I have made a lot of decisions to use a lot of software, and I’ve subsequently rolled out a lot of software in companies I own. Sometimes I’ve done that rollout well. Other times, not so well.
I want to save you the heartache and confusion of not rolling out new software well, so here are my six tips for not screwing up the internal adoption of the shiny, new package you’ve decided you absolutely must have.
1. Have a Champion
Someone in the company MUST love this software, understand exactly how it will improve the lives of your team, and be willing to do the dirty work necessary to learn the software inside and out and drive trial, adoption, and usage internally.
The head of the company can serve this role (I do on occasion) but I’ve found it’s much more effective if someone who is going to actually USE the tool every day is the champion. It makes their advocacy more persuasive and relevant. And their ability to understand how the tool can be incorporated in workflows will be better than what I can offer from an executive perspective.
2. Identify Specific Areas for Improvement
Before committing to a new tool, write down (seriously, write it down don’t just do this verbally) EXACTLY what you will gain from use of this tool.
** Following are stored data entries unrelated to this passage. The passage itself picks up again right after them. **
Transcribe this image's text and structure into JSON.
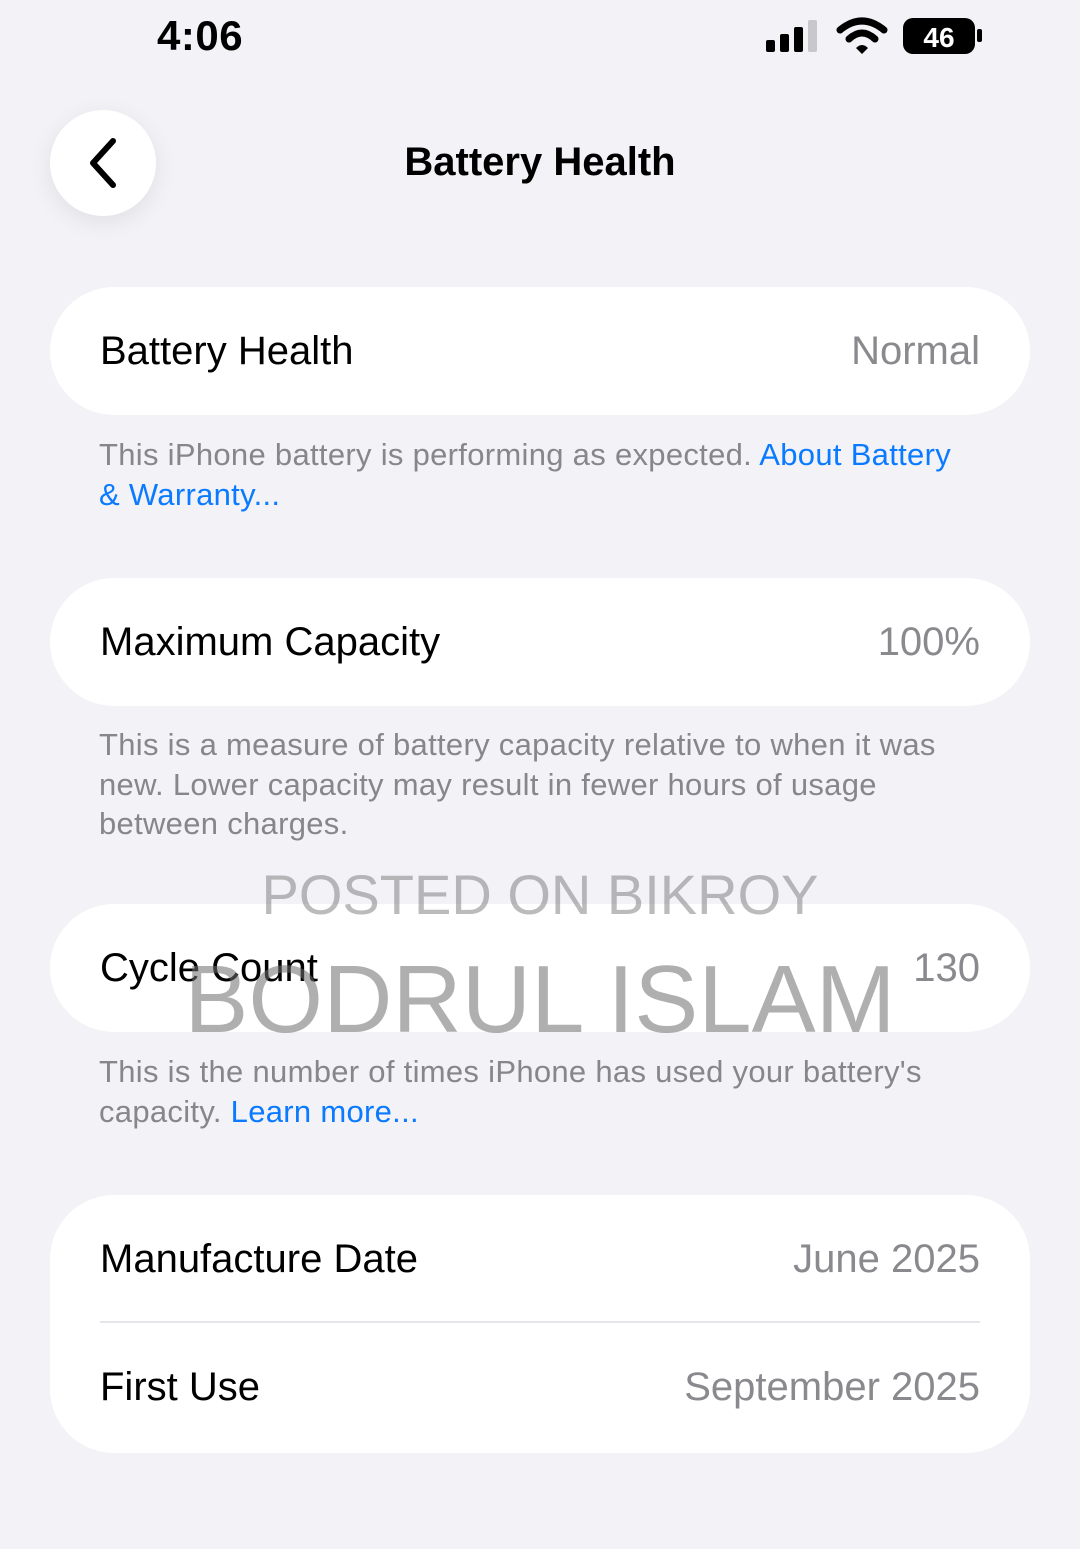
{
  "status_bar": {
    "time": "4:06",
    "battery_level": "46",
    "signal_bars": 3
  },
  "nav": {
    "title": "Battery Health"
  },
  "health": {
    "label": "Battery Health",
    "value": "Normal"
  },
  "health_note": {
    "text": "This iPhone battery is performing as expected. ",
    "link": "About Battery & Warranty..."
  },
  "capacity": {
    "label": "Maximum Capacity",
    "value": "100%"
  },
  "capacity_note": {
    "text": "This is a measure of battery capacity relative to when it was new. Lower capacity may result in fewer hours of usage between charges."
  },
  "cycle": {
    "label": "Cycle Count",
    "value": "130"
  },
  "cycle_note": {
    "text": "This is the number of times iPhone has used your battery's capacity. ",
    "link": "Learn more..."
  },
  "dates": [
    {
      "label": "Manufacture Date",
      "value": "June 2025"
    },
    {
      "label": "First Use",
      "value": "September 2025"
    }
  ],
  "watermark": {
    "line1": "POSTED ON BIKROY",
    "line2": "BODRUL ISLAM"
  }
}
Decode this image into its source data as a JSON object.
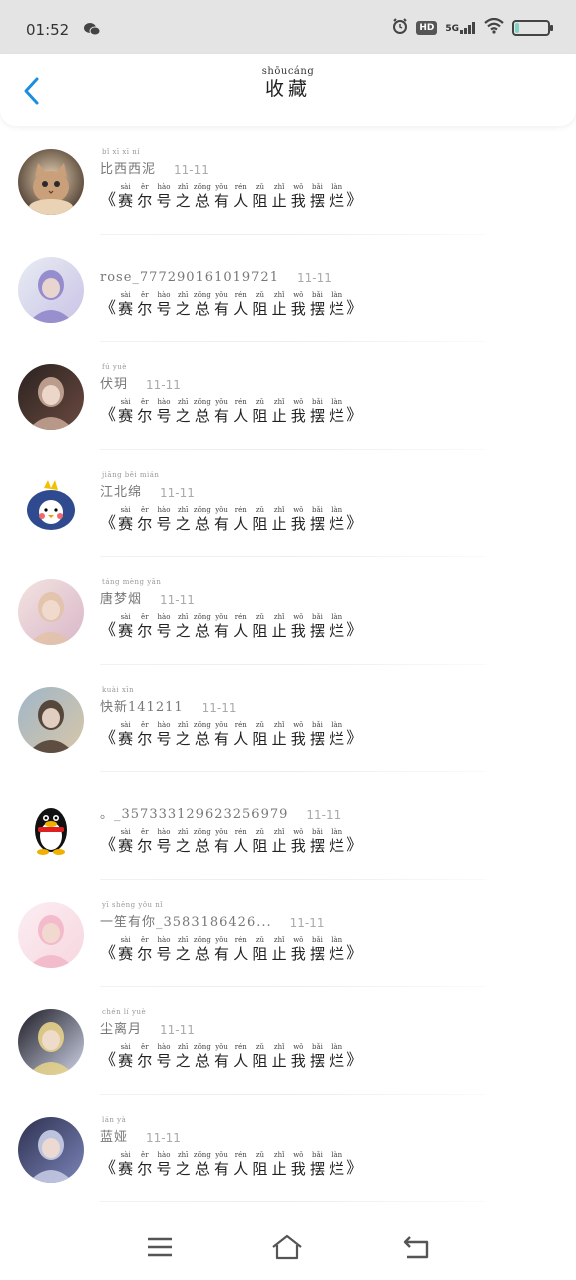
{
  "status_bar": {
    "time": "01:52",
    "network": "5G",
    "hd": "HD",
    "battery_level": 0.12
  },
  "header": {
    "title_pinyin": "shōucáng",
    "title": "收藏",
    "back_icon": "chevron-left-icon"
  },
  "post": {
    "open": "《",
    "close": "》",
    "chars": [
      {
        "py": "sài",
        "hz": "赛"
      },
      {
        "py": "ěr",
        "hz": "尔"
      },
      {
        "py": "hào",
        "hz": "号"
      },
      {
        "py": "zhī",
        "hz": "之"
      },
      {
        "py": "zǒng",
        "hz": "总"
      },
      {
        "py": "yǒu",
        "hz": "有"
      },
      {
        "py": "rén",
        "hz": "人"
      },
      {
        "py": "zǔ",
        "hz": "阻"
      },
      {
        "py": "zhǐ",
        "hz": "止"
      },
      {
        "py": "wǒ",
        "hz": "我"
      },
      {
        "py": "bǎi",
        "hz": "摆"
      },
      {
        "py": "làn",
        "hz": "烂"
      }
    ]
  },
  "items": [
    {
      "name": "比西西泥",
      "pinyin": "bǐ  xī  xī  ní",
      "date": "11-11",
      "avatar": "cat-avatar",
      "colors": [
        "#4a3a2e",
        "#c9a07a",
        "#e9d3b4"
      ]
    },
    {
      "name": "rose_777290161019721",
      "pinyin": "",
      "date": "11-11",
      "avatar": "anime-purple-avatar",
      "colors": [
        "#e8ecf3",
        "#8d84c9",
        "#c9c3e6"
      ]
    },
    {
      "name": "伏玥",
      "pinyin": "fú  yuè",
      "date": "11-11",
      "avatar": "girl-portrait-avatar",
      "colors": [
        "#2a2220",
        "#c9a897",
        "#6b4a40"
      ]
    },
    {
      "name": "江北绵",
      "pinyin": "jiāng běi mián",
      "date": "11-11",
      "avatar": "blue-bird-avatar",
      "colors": [
        "#ffffff",
        "#2f4a8f",
        "#f06a6a"
      ]
    },
    {
      "name": "唐梦烟",
      "pinyin": "táng mèng yān",
      "date": "11-11",
      "avatar": "pastel-girl-avatar",
      "colors": [
        "#f3e3e0",
        "#e2c2a8",
        "#d9b7c9"
      ]
    },
    {
      "name": "快新141211",
      "pinyin": "kuài xīn",
      "date": "11-11",
      "avatar": "anime-boys-avatar",
      "colors": [
        "#9fb6c9",
        "#4b3a2e",
        "#d8c6a8"
      ]
    },
    {
      "name": "。_357333129623256979",
      "pinyin": "",
      "date": "11-11",
      "avatar": "penguin-avatar",
      "colors": [
        "#ffffff",
        "#111111",
        "#f0b000"
      ]
    },
    {
      "name": "一笙有你_3583186426...",
      "pinyin": "yī shēng yǒu  nǐ",
      "date": "11-11",
      "avatar": "pink-bunny-avatar",
      "colors": [
        "#fbeef2",
        "#f2b6c8",
        "#f7d6df"
      ]
    },
    {
      "name": "尘离月",
      "pinyin": "chén  lí  yuè",
      "date": "11-11",
      "avatar": "moon-girl-avatar",
      "colors": [
        "#1b1b24",
        "#e8d38a",
        "#cfd3e6"
      ]
    },
    {
      "name": "蓝娅",
      "pinyin": "lán  yà",
      "date": "11-11",
      "avatar": "hat-girl-avatar",
      "colors": [
        "#2d3150",
        "#c9cfe8",
        "#7b84b8"
      ]
    }
  ],
  "nav": {
    "menu_icon": "menu-icon",
    "home_icon": "home-icon",
    "back_icon": "back-icon"
  }
}
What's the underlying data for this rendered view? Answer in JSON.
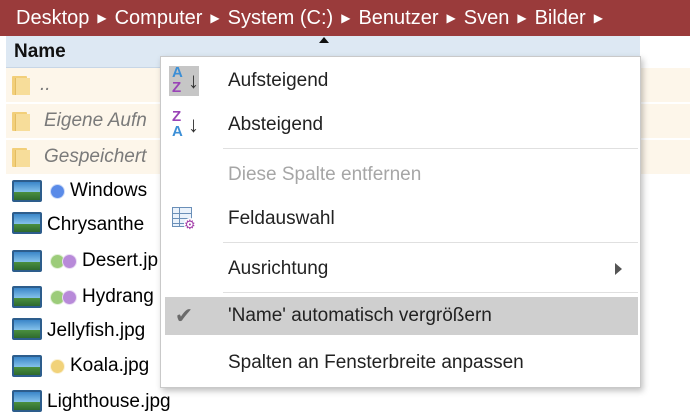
{
  "breadcrumb": {
    "items": [
      "Desktop",
      "Computer",
      "System (C:)",
      "Benutzer",
      "Sven",
      "Bilder"
    ],
    "separator_icon": "chevron-right-icon",
    "background": "#9a3b3b"
  },
  "column_header": {
    "label": "Name",
    "sort_indicator_icon": "sort-ascending-icon"
  },
  "files": [
    {
      "label": "..",
      "type": "folder",
      "style": "italic"
    },
    {
      "label": "Eigene Aufn",
      "type": "folder",
      "style": "italic"
    },
    {
      "label": "Gespeichert",
      "type": "folder",
      "style": "italic"
    },
    {
      "label": "Windows",
      "type": "image",
      "tags": [
        "#5a8be8"
      ]
    },
    {
      "label": "Chrysanthe",
      "type": "image",
      "tags": []
    },
    {
      "label": "Desert.jp",
      "type": "image",
      "tags": [
        "#9ccc7a",
        "#b88ad9"
      ]
    },
    {
      "label": "Hydrang",
      "type": "image",
      "tags": [
        "#9ccc7a",
        "#b88ad9"
      ]
    },
    {
      "label": "Jellyfish.jpg",
      "type": "image",
      "tags": []
    },
    {
      "label": "Koala.jpg",
      "type": "image",
      "tags": [
        "#f1d27a"
      ]
    },
    {
      "label": "Lighthouse.jpg",
      "type": "image",
      "tags": []
    }
  ],
  "context_menu": {
    "items": [
      {
        "label": "Aufsteigend",
        "icon": "sort-az-ascending-icon",
        "state": "checked"
      },
      {
        "label": "Absteigend",
        "icon": "sort-za-descending-icon"
      },
      {
        "label": "Diese Spalte entfernen",
        "state": "disabled"
      },
      {
        "label": "Feldauswahl",
        "icon": "field-chooser-icon"
      },
      {
        "label": "Ausrichtung",
        "icon": "submenu-arrow-icon"
      },
      {
        "label": "'Name' automatisch vergrößern",
        "icon": "checkmark-icon",
        "state": "highlighted"
      },
      {
        "label": "Spalten an Fensterbreite anpassen"
      }
    ]
  }
}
Is it time savings? Error reduction? Better insights?
Don’t just adopt a tool because it’s new and nifty. Identify what it will do for you, and if at all possible, add real metrics to that business case. How much time will it save? What new insights will it uncover, and how will those insights be used?
This simple exercise (which I admittedly have been terrible at sometimes in my career) goes a long way to avoiding “shiny object syndrome,” where you get a new tool simply because it’s new.
3. Remember: Different is Better than Better
My friend Sally Hogshead is one of the world’s best public speakers, a terrific author with a ton of great books (including a new one on how brands can be more fascinating), and a brilliant consultant.
One of Sally’s most powerful sayings is that “Different is better than better.” She uses it to describe the benefits of differentiation in branding and marketplace positioning, but it applies to new software adoption as well.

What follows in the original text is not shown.